The distinction between these approaches and direct testosterone replacement is philosophically similar to the distinction between sermorelin and exogenous growth hormone: one approach adds the hormone directly, bypassing regulatory feedback; the other amplifies the signal that drives endogenous production, preserving the feedback architecture. Neither approach is superior in all contexts — the right choice depends on what the person's goals are, whether fertility preservation matters, and what the clinical picture shows. But the existence of the upstream options reflects a more sophisticated understanding of the HPG axis than was available in 1935 when testosterone had just been isolated and the immediate pharmacological priority was simply getting the molecule into clinical use.

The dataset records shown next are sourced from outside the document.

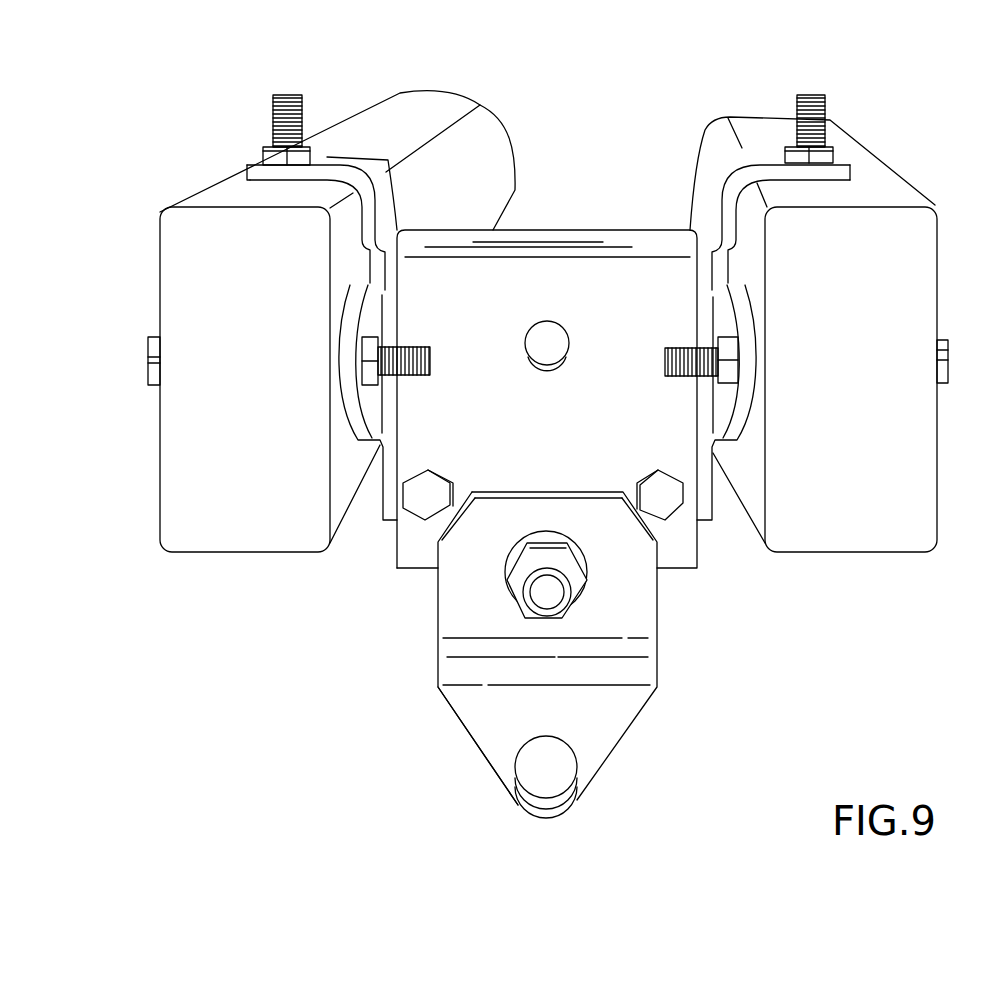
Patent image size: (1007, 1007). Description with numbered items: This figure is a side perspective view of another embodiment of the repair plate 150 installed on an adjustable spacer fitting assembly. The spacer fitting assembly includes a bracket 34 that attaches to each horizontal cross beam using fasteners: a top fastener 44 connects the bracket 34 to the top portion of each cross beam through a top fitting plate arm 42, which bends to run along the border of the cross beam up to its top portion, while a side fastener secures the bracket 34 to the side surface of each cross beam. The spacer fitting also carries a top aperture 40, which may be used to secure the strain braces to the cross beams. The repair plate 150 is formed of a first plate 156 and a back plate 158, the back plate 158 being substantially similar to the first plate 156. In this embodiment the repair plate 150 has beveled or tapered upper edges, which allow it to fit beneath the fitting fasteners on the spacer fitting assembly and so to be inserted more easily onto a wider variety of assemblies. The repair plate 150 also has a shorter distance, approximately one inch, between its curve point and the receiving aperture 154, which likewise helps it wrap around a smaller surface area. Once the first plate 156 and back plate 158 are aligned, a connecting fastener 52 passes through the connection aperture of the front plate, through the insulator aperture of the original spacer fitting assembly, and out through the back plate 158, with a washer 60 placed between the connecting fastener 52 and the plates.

The bracket 34 is at (388, 503).
The top aperture 40 is at (553, 340).
The top fitting plate arm 42 is at (250, 178).
The top fastener 44 is at (263, 152).
The connecting fastener 52 is at (555, 595).
The washer 60 is at (553, 550).
The repair plate 150 is at (685, 702).
The receiving aperture 154 is at (567, 798).
The first plate 156 is at (462, 672).
The back plate 158 is at (543, 790).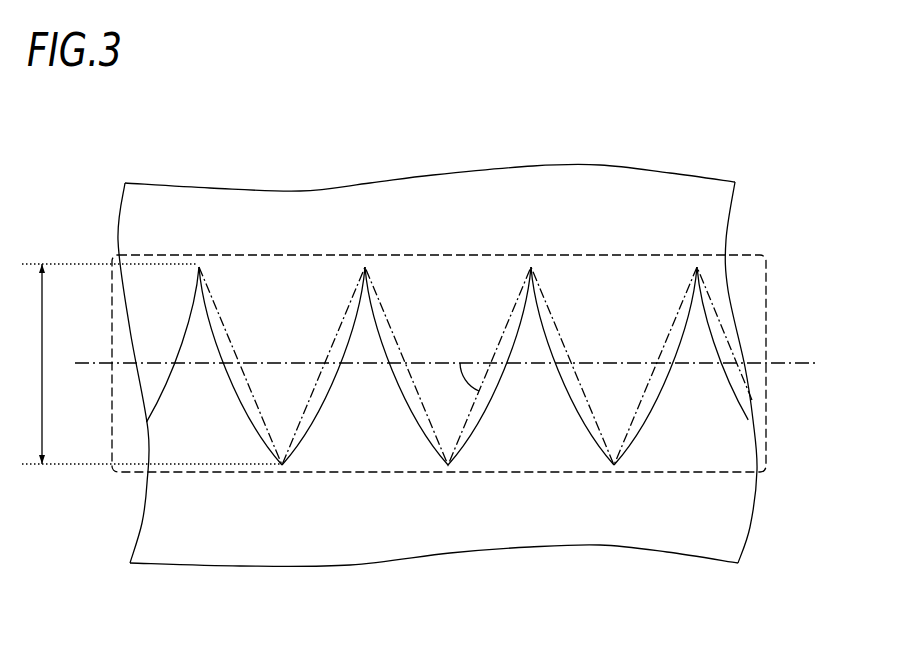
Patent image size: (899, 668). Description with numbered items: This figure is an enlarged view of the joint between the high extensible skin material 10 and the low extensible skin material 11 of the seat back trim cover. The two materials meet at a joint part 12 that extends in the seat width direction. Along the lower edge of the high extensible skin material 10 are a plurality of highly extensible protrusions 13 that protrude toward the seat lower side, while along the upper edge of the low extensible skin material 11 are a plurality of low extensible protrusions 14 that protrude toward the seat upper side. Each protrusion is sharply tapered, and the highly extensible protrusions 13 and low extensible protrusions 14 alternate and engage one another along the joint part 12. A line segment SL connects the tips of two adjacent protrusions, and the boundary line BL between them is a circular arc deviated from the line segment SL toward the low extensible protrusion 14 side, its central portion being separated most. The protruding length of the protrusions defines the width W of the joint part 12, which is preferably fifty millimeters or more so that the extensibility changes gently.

The high extensible skin material 10 is at (717, 225).
The low extensible skin material 11 is at (730, 522).
The joint part 12 is at (767, 332).
The highly extensible protrusion 13 is at (475, 371).
The low extensible protrusion 14 is at (448, 371).
The line segment SL is at (395, 345).
The boundary line BL is at (408, 412).
The width of the joint part W is at (145, 364).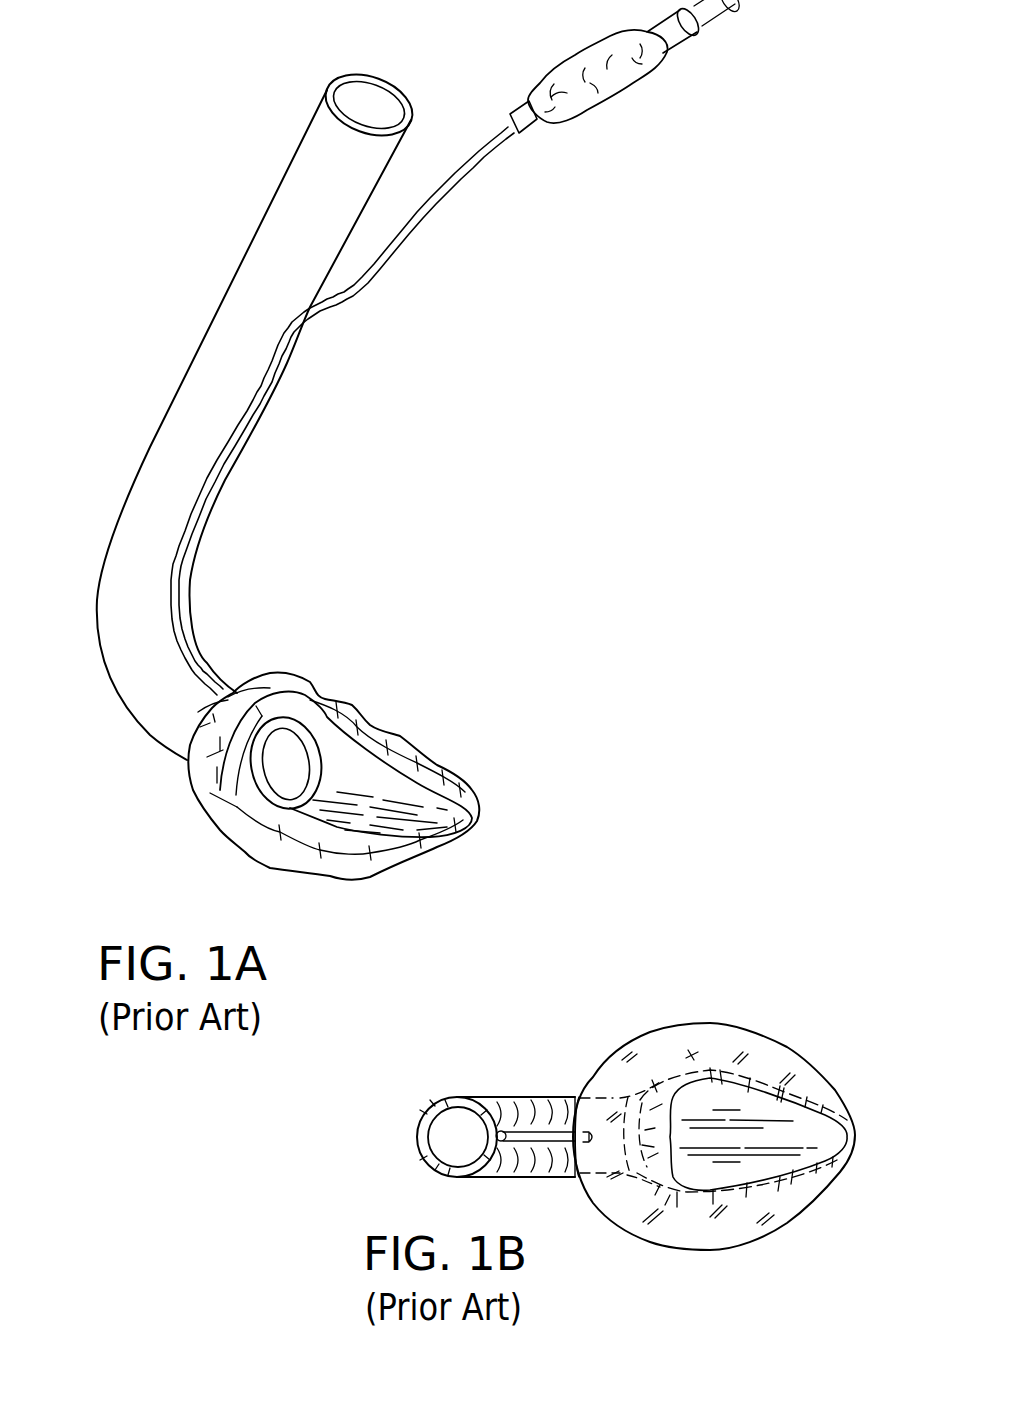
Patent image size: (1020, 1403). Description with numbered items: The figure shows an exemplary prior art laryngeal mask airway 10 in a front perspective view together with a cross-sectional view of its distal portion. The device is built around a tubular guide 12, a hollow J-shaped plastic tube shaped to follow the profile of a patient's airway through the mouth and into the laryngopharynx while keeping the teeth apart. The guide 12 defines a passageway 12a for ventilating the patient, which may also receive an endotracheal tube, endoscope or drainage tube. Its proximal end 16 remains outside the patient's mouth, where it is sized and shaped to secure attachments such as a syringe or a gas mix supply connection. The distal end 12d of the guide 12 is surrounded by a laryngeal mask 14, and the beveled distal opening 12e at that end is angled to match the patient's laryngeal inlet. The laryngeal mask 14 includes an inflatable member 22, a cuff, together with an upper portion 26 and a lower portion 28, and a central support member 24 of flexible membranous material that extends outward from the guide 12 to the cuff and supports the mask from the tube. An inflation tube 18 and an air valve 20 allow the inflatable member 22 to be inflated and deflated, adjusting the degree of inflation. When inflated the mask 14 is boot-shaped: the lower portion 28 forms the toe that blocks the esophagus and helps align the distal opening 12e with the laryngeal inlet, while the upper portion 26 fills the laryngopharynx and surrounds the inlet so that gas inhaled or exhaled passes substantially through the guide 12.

What the testosterone history teaches about hormone replacement as a category is something about the gap between discovery and clinical nuance. The isolation of testosterone in 1935 established the molecule and its pharmacological potential with remarkable speed. What took longer — and is still being refined — is the understanding of how to use it appropriately: in whom, at what doses, through what delivery mechanism, in what relationship to the axis it operates within. Brown-Séquard injecting dog testicle extract at age 72 and declaring himself rejuvenated was the crude version of a question that is still being asked more precisely ninety years later. The molecule is the same. The questions around it have gotten considerably harder.

Frequently asked

Who first isolated testosterone?+
Adolf Butenandt isolated testosterone from bull testes in May 1935 and determined its structure, while Leopold Ruzicka synthesized it from cholesterol within weeks. The two shared the 1939 Nobel Prize in Chemistry for their work on sex hormones and steroids.
What was Brown-Sequard's role in testosterone history?+
In 1889, neurologist Charles-Edouard Brown-Sequard injected himself with extracts from animal testicles and reported feeling decades younger. The effect was almost certainly placebo, but he established the scientific idea that gonadal secretions could act on the whole body, which he called organotherapy.
How do peptides relate to testosterone today?+
Because testosterone replacement suppresses the body's own hormonal signaling, upstream approaches such as HCG, gonadorelin, and kisspeptin are researched for stimulating endogenous testosterone production while preserving testicular function and fertility, similar to how sermorelin differs from exogenous growth hormone.